Under questions one and two, the referring court raised the preliminary question of whether a provision of services falls within the relevant Articles.

These questions start from the premis that X provides, from the Netherlands, professional assistance in tax matters for clients in Germany.

The CJEU found that such a provision of services does not fall within Article 5 of Directive 2005/36. Nor do the services fall within Article 16(1) and (2) of Directive 2006/123 of Directive 2006/123. However, such services, which involve a cross-border element, do fall under Article 56 TFEU and thus it was necessary to answer the third question.

Under the third question, the referring court was asking whether legislation of a Member State which defines the conditions of access to the provision of professional assistance in tax matters may not restrict the freedom to provide services of a tax consultancy company, formed in another Member State where tax consultancy work is not regulated.
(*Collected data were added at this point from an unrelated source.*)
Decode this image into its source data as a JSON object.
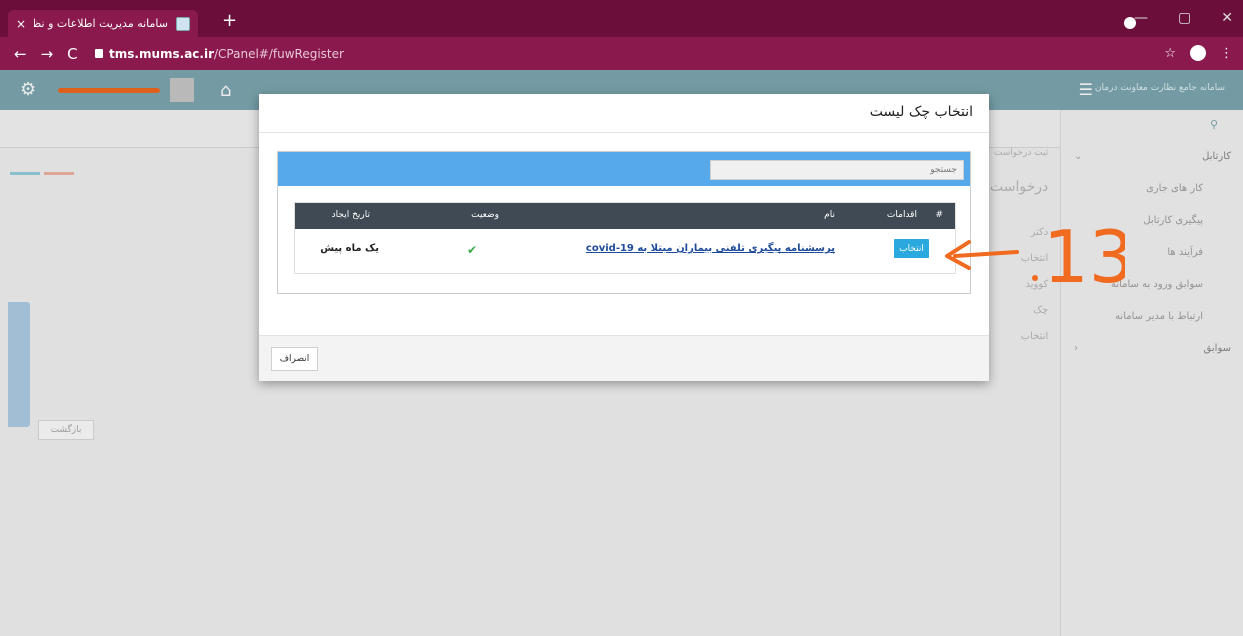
{
  "browser": {
    "tab_title": "سامانه مدیریت اطلاعات و نظارت",
    "tab_close": "×",
    "new_tab": "+",
    "url_host": "tms.mums.ac.ir",
    "url_path": "/CPanel#/fuwRegister",
    "back": "←",
    "forward": "→",
    "reload": "C",
    "star": "☆",
    "menu": "⋮",
    "win_min": "—",
    "win_max": "▢",
    "win_close": "✕"
  },
  "app": {
    "title": "سامانه جامع نظارت معاونت درمان",
    "back_button": "بازگشت",
    "gear_icon": "gear-icon",
    "home_icon": "home-icon",
    "menu_icon": "☰"
  },
  "sidebar": {
    "search_icon": "search-icon",
    "items": [
      {
        "label": "کارتابل",
        "chevron": "⌄"
      },
      {
        "label": "کار های جاری"
      },
      {
        "label": "پیگیری کارتابل"
      },
      {
        "label": "فرآیند ها"
      },
      {
        "label": "سوابق ورود به سامانه"
      },
      {
        "label": "ارتباط با مدیر سامانه"
      },
      {
        "label": "سوابق",
        "chevron": "‹"
      }
    ]
  },
  "background": {
    "register_label": "ثبت درخواست",
    "request_heading": "درخواست",
    "line1": "دکتر",
    "line2": "انتخاب",
    "line3": "کووید",
    "line4": "چک",
    "line5": "انتخاب"
  },
  "modal": {
    "title": "انتخاب چک لیست",
    "search_placeholder": "جستجو",
    "columns": {
      "index": "#",
      "actions": "اقدامات",
      "name": "نام",
      "status": "وضعیت",
      "created": "تاریخ ایجاد"
    },
    "rows": [
      {
        "action": "انتخاب",
        "name": "پرسشنامه پیگیری تلفنی بیماران مبتلا به covid-19",
        "status_icon": "check-icon",
        "created": "یک ماه پیش"
      }
    ],
    "cancel": "انصراف"
  },
  "annotation": {
    "label": ".13",
    "color": "#f06a1f"
  }
}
Since the conditions for access to the activity of professional assistance in tax matters have not been harmonised at EU level. Member States retain the power to define those conditions. Therefore EU law does not preclude German law from making access to that activity contingent on the possession of the knowledge and qualifications deemed to be necessary. However, Member States must exercise their powers in a manner which respects the basic freedoms guaranteed by the Treaty (Brouillard C-298/14).

Article 56 TFEU requires the elimination of all discrimination against providers of services on grounds of nationality or the fact that they are established in a Member State other than that where the services are to be provided. The Article also requires the abolition of any restriction, even if it applies without distinction to national providers of services and to those of other Member States, which is liable to prohibit, impede or render less advantageous the activities of a provider of services established in another Member State where they lawfully provides similar services (Konstantinides C-475/11 inter alia).
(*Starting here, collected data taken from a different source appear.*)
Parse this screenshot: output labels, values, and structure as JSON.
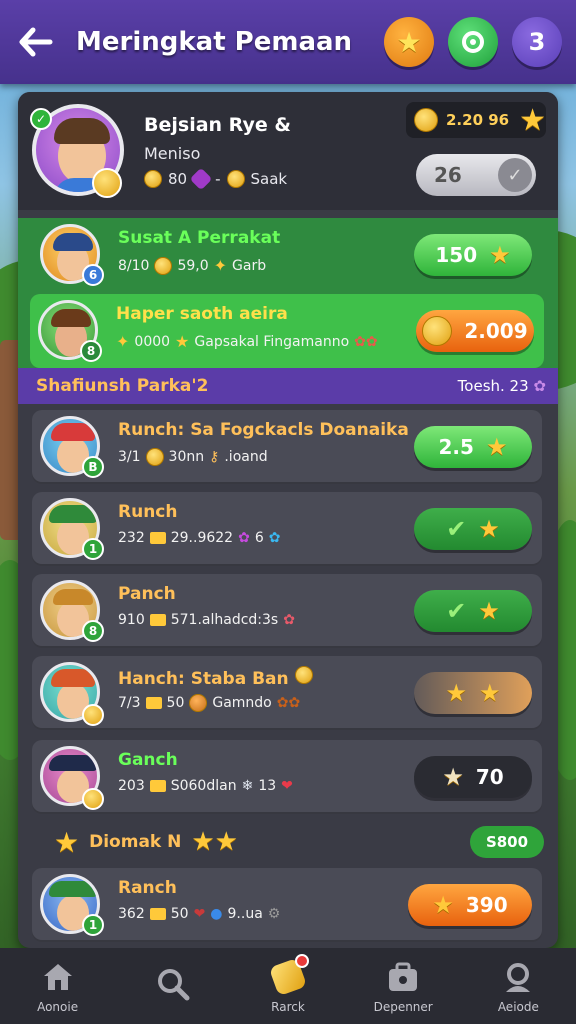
{
  "header": {
    "title": "Meringkat Pemaan",
    "buttons": [
      {
        "icon": "star-icon"
      },
      {
        "icon": "refresh-icon"
      },
      {
        "label": "3"
      }
    ]
  },
  "profile": {
    "name": "Bejsian Rye &",
    "subtitle": "Meniso",
    "stats": {
      "coins": "80",
      "extra": "Saak"
    },
    "coins_pill": "2.20 96",
    "toggle_value": "26"
  },
  "featured": [
    {
      "name": "Susat A Perrakat",
      "meta_a": "8/10",
      "meta_b": "59,0",
      "meta_c": "Garb",
      "button": "150",
      "badge": "6",
      "name_color": "#6aff5a"
    },
    {
      "name": "Haper saoth aeira",
      "meta_a": "0000",
      "meta_b": "Gapsakal Fingamanno",
      "button": "2.009",
      "badge": "8",
      "name_color": "#ffe04a"
    }
  ],
  "section": {
    "title": "Shafiunsh Parka'2",
    "right": "Toesh. 23"
  },
  "list": [
    {
      "name": "Runch: Sa Fogckacls Doanaika",
      "meta_a": "3/1",
      "meta_b": "30nn",
      "meta_c": ".ioand",
      "button": "2.5",
      "badge": "B",
      "btn": "green",
      "name_color": "#ffc05a"
    },
    {
      "name": "Runch",
      "meta_a": "232",
      "meta_b": "29..9622",
      "meta_c": "6",
      "button": "",
      "badge": "1",
      "btn": "check",
      "name_color": "#ffc05a"
    },
    {
      "name": "Panch",
      "meta_a": "910",
      "meta_b": "571.alhadcd:3s",
      "meta_c": "",
      "button": "",
      "badge": "8",
      "btn": "check",
      "name_color": "#ffc05a"
    },
    {
      "name": "Hanch: Staba Ban",
      "meta_a": "7/3",
      "meta_b": "50",
      "meta_c": "Gamndo",
      "button": "",
      "badge": "",
      "btn": "tan",
      "name_color": "#ffc05a"
    },
    {
      "name": "Ganch",
      "meta_a": "203",
      "meta_b": "S060dlan",
      "meta_c": "13",
      "button": "70",
      "badge": "",
      "btn": "dark",
      "name_color": "#6aff5a"
    },
    {
      "name": "Ranch",
      "meta_a": "362",
      "meta_b": "50",
      "meta_c": "9..ua",
      "button": "390",
      "badge": "1",
      "btn": "orange",
      "name_color": "#ffc05a"
    }
  ],
  "divider": {
    "text": "Diomak N",
    "pill": "S800"
  },
  "nav": [
    {
      "label": "Aonoie",
      "icon": "home-icon"
    },
    {
      "label": "",
      "icon": "search-icon"
    },
    {
      "label": "Rarck",
      "icon": "rank-icon"
    },
    {
      "label": "Depenner",
      "icon": "shop-icon"
    },
    {
      "label": "Aeiode",
      "icon": "profile-icon"
    }
  ],
  "colors": {
    "header": "#4a338f",
    "panel": "#3a3b45",
    "accent_green": "#2fb43a",
    "accent_orange": "#e8620e",
    "section": "#5b3ca8"
  }
}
Measures liable to hinder the exercise of fundamental freedoms guaranteed by the Treaty may be allowed only if they pursue a legitimate objective in the public interest, are appropriate to ensuring the attainment of that objective, and do not go beyond what is necessary to attain the objective pursued (Konstantinides C-475/11). The Court then examined possible justifications for the restriction constituted by national legislation.

The legislation at issue in this case constitutes a restriction of the freedom to provide services. This is because legislation that makes a tax consultancy company which provides professional assistance in tax matters subject to a prior authorisation scheme excludes all possibility for a tax consultancy company, established in another Member State in which that activity is lawfully carried out without being regulated, of providing its services in Germany.
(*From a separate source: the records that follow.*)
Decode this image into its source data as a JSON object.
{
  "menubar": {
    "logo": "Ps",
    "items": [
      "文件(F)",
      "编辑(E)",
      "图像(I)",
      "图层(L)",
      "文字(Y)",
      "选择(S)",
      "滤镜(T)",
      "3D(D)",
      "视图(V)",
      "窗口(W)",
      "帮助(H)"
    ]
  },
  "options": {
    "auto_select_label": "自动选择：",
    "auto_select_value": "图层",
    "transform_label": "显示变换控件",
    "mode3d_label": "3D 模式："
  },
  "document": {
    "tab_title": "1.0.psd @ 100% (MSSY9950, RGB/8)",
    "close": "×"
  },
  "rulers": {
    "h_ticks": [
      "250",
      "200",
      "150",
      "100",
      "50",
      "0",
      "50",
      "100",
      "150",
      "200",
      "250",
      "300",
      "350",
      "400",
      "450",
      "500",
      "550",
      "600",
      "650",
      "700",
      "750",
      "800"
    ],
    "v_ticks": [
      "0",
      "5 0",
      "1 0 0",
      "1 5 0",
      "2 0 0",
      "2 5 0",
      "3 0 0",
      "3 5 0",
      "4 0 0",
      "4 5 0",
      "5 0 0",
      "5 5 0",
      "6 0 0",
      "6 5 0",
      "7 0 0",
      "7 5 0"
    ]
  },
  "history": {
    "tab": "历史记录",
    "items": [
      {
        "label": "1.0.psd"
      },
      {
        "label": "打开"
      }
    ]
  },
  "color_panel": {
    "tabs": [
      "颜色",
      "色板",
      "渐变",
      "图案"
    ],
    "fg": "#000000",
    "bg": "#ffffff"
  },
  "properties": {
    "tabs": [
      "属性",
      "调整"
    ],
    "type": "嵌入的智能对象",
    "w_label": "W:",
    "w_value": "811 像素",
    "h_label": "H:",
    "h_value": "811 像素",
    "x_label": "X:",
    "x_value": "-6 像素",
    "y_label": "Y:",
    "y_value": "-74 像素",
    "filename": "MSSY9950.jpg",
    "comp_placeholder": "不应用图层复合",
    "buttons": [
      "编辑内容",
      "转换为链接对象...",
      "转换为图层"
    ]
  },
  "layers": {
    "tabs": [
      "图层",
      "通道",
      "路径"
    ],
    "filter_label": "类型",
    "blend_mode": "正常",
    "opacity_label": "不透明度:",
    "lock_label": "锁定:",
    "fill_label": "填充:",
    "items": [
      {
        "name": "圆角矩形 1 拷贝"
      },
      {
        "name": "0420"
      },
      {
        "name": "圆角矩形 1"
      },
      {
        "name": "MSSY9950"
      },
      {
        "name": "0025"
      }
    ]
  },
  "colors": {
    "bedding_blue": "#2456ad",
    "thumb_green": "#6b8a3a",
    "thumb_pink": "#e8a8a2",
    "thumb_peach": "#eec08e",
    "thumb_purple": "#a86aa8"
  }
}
In general, the prevention of tax evasion and the protection of consumers constitute objectives pursued by this national legislation. These are among the objectives which can be regarded as overriding reasons in the public interest capable of justifying a restriction of the freedom to provide services (Commission v. Spain C-678/11).

However, national authorities must ensure that qualifications obtained in another Member State are accorded their proper value and duly taken into account (Peaarroja Fa C-372/09).

Consequently, the answer to the third question is that such legislation is a breach of the freedom to provide services if the legislation does not take into consideration and attribute proper value to the qualifications obtained in other Member States.